Durante a conferência, o ministro haitiano de Turismo, Patrick Delatour, anunciou que as autoridades do país pediram à comunidade internacional 3 bilhões de dólares para enfrentar as conseqüências do terremoto. O ministro explicou que o governo usaria 2 bilhões de dólares para construir moradias para as 200 mil pessoas que perderam suas casas.
O resto iria para a reconstrução de edifícios do governo e obras de infraestrutura, entre as quais se incluem o principal porto do país e três aeroportos internacionais. Uma nova conferência será realizada em março, na sede da ONU, quando deve ser colocada uma proposta concreta sobre a mesa. A secretária de Estado dos EUA, Hillary Clinton, disse que a ajuda deve seguir “a ordem correta” e que não convém “comprometer dinheiro sem saber o que vão fazer com ele”.
Antes de chegar a Montreal, Hillary Clinton justificou a posição dos EUA de controlar a distribuição da ajuda. “É que é mais fácil para os Estados Unidos chegarem antes, já que somos um país vizinho”. Ela disse ainda que Washington estuda a possibilidade de aceitar mais imigrantes procedentes do Haiti. O primeiro ministro haitiano rejeitou essa opção. “Não queremos provocar um êxodo”.
O governo haitiano anunciou que esta semana poderia começar a transportar cerca de 400 mil sobreviventes – que estão hoje em mais de 400 acampamentos improvisados na capital – para refúgios temporários, que inicialmente também seriam acampamentos, fora de Porto Príncipe.

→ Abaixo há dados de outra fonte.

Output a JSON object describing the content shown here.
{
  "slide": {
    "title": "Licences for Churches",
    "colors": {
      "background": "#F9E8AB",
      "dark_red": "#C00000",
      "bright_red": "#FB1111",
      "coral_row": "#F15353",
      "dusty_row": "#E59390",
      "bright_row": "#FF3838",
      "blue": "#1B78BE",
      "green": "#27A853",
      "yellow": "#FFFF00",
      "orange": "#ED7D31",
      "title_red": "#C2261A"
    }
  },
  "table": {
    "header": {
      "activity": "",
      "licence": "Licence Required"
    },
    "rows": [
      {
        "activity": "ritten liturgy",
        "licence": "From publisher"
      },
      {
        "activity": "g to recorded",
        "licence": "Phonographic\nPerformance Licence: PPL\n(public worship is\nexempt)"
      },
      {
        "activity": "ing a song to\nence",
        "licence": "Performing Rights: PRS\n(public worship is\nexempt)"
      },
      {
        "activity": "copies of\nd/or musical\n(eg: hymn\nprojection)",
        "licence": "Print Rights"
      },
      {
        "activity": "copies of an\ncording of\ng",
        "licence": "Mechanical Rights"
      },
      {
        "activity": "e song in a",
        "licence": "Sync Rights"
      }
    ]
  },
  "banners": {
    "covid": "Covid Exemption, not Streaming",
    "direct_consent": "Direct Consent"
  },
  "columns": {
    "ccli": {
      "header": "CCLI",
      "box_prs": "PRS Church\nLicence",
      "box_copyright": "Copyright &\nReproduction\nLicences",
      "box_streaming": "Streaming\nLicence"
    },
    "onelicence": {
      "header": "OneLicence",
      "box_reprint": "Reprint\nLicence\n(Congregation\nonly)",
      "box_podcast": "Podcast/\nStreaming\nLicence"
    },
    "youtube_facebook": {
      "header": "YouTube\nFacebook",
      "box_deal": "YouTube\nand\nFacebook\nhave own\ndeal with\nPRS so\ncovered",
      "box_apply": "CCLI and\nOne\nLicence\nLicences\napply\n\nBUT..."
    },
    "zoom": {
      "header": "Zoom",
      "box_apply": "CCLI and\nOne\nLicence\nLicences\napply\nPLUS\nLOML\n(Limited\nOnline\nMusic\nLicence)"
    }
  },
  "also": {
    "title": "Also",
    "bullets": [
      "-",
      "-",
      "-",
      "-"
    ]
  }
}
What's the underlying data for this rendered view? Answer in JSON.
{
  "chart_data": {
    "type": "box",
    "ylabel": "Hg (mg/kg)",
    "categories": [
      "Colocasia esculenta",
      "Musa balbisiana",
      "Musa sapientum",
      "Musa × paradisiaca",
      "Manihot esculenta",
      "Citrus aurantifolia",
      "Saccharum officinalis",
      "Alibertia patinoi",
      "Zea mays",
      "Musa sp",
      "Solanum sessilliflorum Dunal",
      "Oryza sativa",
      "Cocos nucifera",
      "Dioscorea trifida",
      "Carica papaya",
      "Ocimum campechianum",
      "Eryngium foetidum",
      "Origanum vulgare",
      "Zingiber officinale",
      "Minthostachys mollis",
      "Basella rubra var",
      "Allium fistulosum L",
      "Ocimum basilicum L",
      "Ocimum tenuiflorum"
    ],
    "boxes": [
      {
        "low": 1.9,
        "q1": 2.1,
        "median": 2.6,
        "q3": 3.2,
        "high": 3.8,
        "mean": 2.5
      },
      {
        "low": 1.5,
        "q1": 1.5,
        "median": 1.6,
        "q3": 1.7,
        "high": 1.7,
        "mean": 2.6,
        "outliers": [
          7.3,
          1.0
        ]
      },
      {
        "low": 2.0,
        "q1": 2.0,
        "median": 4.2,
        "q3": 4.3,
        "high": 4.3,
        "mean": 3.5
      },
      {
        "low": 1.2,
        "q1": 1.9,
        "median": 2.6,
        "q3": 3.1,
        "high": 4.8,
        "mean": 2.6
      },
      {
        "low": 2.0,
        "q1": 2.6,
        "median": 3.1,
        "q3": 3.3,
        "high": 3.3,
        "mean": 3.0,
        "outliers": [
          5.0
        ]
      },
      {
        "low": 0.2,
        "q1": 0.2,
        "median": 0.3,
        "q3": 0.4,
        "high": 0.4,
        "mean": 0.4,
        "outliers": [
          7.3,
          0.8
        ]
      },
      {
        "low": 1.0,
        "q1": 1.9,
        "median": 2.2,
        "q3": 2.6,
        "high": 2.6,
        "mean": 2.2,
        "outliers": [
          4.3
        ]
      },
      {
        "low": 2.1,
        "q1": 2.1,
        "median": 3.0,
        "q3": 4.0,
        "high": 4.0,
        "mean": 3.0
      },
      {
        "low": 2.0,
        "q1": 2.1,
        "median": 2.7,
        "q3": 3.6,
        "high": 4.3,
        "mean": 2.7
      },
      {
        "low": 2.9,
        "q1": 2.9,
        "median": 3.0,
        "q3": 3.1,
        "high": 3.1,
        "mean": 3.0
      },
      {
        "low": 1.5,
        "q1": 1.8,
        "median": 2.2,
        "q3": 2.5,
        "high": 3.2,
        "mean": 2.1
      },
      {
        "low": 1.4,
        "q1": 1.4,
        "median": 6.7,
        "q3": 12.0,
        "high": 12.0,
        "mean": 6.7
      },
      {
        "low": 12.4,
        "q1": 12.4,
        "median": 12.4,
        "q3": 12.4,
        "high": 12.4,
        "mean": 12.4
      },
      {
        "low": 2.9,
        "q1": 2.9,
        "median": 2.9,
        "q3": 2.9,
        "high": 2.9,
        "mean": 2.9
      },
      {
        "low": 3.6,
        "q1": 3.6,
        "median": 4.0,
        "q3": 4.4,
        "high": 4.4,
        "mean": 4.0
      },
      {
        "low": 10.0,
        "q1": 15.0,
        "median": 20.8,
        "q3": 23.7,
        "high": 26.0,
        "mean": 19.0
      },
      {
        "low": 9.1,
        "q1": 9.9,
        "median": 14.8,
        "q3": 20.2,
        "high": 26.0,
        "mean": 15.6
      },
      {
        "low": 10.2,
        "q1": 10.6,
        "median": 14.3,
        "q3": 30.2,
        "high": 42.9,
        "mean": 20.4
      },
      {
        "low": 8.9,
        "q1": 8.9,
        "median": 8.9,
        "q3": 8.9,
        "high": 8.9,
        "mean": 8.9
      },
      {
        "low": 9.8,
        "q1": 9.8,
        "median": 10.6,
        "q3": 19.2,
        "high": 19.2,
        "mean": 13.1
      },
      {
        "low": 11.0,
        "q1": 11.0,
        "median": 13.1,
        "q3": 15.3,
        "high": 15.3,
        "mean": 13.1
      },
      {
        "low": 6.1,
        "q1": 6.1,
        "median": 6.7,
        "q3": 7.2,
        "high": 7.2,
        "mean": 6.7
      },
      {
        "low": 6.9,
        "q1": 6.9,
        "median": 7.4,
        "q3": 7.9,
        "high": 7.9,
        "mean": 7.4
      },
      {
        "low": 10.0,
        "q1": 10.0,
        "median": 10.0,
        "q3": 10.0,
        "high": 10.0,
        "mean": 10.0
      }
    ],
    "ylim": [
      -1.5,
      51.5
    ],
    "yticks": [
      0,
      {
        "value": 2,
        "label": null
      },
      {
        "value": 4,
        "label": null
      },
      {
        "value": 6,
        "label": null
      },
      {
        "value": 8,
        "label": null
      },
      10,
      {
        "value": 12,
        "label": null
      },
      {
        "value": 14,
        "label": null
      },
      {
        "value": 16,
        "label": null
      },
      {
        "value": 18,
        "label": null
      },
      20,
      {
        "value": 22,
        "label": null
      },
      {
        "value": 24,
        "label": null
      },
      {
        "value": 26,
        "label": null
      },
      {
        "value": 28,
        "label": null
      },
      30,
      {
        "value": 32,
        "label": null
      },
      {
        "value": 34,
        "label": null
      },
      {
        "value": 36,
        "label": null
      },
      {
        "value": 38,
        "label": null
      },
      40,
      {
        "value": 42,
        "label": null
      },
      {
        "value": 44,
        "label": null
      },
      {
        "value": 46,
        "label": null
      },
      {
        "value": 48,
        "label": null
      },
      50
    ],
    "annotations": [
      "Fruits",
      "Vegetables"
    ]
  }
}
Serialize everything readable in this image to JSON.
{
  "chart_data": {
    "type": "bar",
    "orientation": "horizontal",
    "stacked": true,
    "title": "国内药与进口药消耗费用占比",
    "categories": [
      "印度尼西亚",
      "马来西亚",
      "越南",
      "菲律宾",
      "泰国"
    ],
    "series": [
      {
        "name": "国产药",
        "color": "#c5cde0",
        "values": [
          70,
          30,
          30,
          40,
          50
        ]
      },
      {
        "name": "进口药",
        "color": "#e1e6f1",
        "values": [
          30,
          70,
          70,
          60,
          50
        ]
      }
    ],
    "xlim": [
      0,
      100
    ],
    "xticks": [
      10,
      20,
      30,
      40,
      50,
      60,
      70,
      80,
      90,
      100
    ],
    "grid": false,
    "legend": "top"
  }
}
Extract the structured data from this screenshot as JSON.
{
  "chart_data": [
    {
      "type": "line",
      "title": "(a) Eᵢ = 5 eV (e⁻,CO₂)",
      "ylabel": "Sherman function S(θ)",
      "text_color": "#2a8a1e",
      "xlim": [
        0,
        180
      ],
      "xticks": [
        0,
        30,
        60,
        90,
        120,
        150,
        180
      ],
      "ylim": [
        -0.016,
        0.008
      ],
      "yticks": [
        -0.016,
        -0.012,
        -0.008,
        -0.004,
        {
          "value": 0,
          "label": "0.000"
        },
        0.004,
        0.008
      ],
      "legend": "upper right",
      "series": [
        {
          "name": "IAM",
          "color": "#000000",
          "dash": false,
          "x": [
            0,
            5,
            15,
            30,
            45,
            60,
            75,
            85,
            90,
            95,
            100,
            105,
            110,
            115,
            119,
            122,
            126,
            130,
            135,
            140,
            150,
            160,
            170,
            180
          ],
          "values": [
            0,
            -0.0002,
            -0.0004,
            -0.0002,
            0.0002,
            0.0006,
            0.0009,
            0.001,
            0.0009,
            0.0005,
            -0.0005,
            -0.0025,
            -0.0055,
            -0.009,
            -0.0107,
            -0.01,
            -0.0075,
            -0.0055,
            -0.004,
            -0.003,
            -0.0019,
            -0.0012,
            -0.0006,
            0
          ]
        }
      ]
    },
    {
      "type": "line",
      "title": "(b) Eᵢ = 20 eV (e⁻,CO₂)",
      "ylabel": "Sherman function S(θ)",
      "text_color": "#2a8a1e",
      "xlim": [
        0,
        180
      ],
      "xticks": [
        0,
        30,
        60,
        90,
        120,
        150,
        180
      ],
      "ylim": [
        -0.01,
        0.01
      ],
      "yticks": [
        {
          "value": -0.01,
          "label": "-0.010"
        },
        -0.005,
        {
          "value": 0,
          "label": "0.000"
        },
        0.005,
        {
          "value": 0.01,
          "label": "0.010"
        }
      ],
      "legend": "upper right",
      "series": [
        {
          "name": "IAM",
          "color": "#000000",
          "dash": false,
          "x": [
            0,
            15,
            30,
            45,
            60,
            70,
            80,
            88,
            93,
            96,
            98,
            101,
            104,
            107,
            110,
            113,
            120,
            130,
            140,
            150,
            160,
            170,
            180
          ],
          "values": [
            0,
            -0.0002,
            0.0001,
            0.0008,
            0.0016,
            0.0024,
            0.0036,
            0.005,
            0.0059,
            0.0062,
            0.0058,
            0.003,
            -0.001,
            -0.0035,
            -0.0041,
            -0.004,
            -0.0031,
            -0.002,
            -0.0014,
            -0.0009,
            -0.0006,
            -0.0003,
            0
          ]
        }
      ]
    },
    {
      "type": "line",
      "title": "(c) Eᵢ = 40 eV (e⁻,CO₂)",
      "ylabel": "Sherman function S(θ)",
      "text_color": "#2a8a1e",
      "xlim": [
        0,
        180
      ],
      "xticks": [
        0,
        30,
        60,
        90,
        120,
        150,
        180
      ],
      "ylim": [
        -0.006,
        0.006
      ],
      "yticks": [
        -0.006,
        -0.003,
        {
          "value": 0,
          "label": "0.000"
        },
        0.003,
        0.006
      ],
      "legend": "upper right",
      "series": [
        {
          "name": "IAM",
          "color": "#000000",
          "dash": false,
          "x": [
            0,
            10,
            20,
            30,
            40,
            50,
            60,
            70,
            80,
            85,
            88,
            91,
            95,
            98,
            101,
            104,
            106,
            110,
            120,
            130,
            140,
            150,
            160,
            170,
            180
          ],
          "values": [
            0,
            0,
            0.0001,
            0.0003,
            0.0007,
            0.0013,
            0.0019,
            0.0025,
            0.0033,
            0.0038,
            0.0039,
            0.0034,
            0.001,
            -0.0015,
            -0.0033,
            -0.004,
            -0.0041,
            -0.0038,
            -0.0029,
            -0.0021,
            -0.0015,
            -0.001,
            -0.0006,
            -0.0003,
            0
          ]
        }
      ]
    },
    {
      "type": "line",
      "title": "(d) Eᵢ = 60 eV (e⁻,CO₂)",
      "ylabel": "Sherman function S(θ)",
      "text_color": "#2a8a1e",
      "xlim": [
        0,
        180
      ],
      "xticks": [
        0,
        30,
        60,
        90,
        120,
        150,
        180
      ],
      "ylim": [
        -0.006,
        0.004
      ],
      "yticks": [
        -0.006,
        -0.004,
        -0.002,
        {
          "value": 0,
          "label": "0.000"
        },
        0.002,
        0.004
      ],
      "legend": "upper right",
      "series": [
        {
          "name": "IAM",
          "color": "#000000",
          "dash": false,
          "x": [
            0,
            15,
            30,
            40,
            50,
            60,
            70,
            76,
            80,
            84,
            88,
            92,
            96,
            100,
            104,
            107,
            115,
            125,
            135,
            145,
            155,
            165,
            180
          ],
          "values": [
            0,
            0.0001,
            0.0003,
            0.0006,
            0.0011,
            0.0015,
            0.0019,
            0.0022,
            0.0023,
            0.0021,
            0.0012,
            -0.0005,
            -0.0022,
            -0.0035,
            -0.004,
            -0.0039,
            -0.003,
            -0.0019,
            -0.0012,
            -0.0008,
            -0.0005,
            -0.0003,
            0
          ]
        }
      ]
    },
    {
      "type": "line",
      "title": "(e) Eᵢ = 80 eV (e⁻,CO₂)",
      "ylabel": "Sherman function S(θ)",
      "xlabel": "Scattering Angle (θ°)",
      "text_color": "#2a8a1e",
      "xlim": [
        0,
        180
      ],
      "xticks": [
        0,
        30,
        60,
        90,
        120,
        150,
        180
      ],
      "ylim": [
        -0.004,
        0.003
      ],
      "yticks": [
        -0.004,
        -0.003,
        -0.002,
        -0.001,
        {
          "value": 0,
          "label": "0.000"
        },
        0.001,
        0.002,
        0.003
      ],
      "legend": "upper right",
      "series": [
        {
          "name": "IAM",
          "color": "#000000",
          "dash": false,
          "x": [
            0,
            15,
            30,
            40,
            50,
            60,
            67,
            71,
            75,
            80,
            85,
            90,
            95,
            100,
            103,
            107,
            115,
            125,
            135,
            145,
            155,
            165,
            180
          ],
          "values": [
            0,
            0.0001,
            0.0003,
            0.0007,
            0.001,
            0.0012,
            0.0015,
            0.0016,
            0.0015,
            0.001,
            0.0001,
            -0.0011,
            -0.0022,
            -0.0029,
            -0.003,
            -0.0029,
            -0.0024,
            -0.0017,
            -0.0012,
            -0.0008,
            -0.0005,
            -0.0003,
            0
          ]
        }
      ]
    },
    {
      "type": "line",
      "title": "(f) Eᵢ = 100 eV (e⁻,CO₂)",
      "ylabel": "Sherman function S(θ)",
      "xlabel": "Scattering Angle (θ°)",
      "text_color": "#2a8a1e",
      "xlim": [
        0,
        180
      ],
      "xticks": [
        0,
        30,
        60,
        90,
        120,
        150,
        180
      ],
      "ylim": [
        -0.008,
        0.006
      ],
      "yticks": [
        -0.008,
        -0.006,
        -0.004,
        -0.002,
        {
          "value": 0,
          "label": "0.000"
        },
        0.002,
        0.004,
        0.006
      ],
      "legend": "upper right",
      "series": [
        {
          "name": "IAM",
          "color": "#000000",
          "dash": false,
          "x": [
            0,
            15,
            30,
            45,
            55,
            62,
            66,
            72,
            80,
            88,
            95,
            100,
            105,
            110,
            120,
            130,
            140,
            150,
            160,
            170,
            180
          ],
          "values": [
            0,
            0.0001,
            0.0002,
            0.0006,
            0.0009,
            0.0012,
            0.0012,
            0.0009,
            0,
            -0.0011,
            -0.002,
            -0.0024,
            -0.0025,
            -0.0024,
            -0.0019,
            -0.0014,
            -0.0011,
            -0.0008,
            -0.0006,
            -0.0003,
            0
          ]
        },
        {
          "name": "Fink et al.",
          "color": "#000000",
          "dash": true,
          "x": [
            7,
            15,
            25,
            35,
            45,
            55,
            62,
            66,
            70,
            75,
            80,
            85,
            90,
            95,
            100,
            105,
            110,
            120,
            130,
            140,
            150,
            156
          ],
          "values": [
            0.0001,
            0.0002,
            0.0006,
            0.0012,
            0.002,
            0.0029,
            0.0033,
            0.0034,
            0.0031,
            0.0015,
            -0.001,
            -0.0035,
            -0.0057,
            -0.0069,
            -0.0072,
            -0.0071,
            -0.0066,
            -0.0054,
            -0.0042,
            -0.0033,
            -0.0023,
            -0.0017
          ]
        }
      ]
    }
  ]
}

O ministro da Saúde, Alex Larsen, disse que um milhão de pessoas que viviam na zona de Porto Príncipe, tiveram que sair de suas antigas áreas de moradia.
Outro tema chave da conferência de Montreal foi o perigo que correm as crianças haitianas de cair nas mãos das redes de traficantes e de adoções ilegais. Os traficantes podem tentar se aproveitar da situação de caos e instabilidade social para levar crianças para fora do Haiti, por ar ou pela fronteira terrestre com a República Dominicana, segundo denunciaram o governo haitiano e organizações de ajuda humanitária.
As autoridades também temem que algumas ONGs tenham retirado menores do país para entregá-los a famílias de adoção antes que tenham se esgotado os esforços para encontrar seus pais. Por esse motivo, o governo haitiano interrompeu na semana passada este tipo de adoções. Segundo Kent Page, porta-voz da Unicef, cerca de 700 crianças perderam o contato com seus pais durante o terremoto.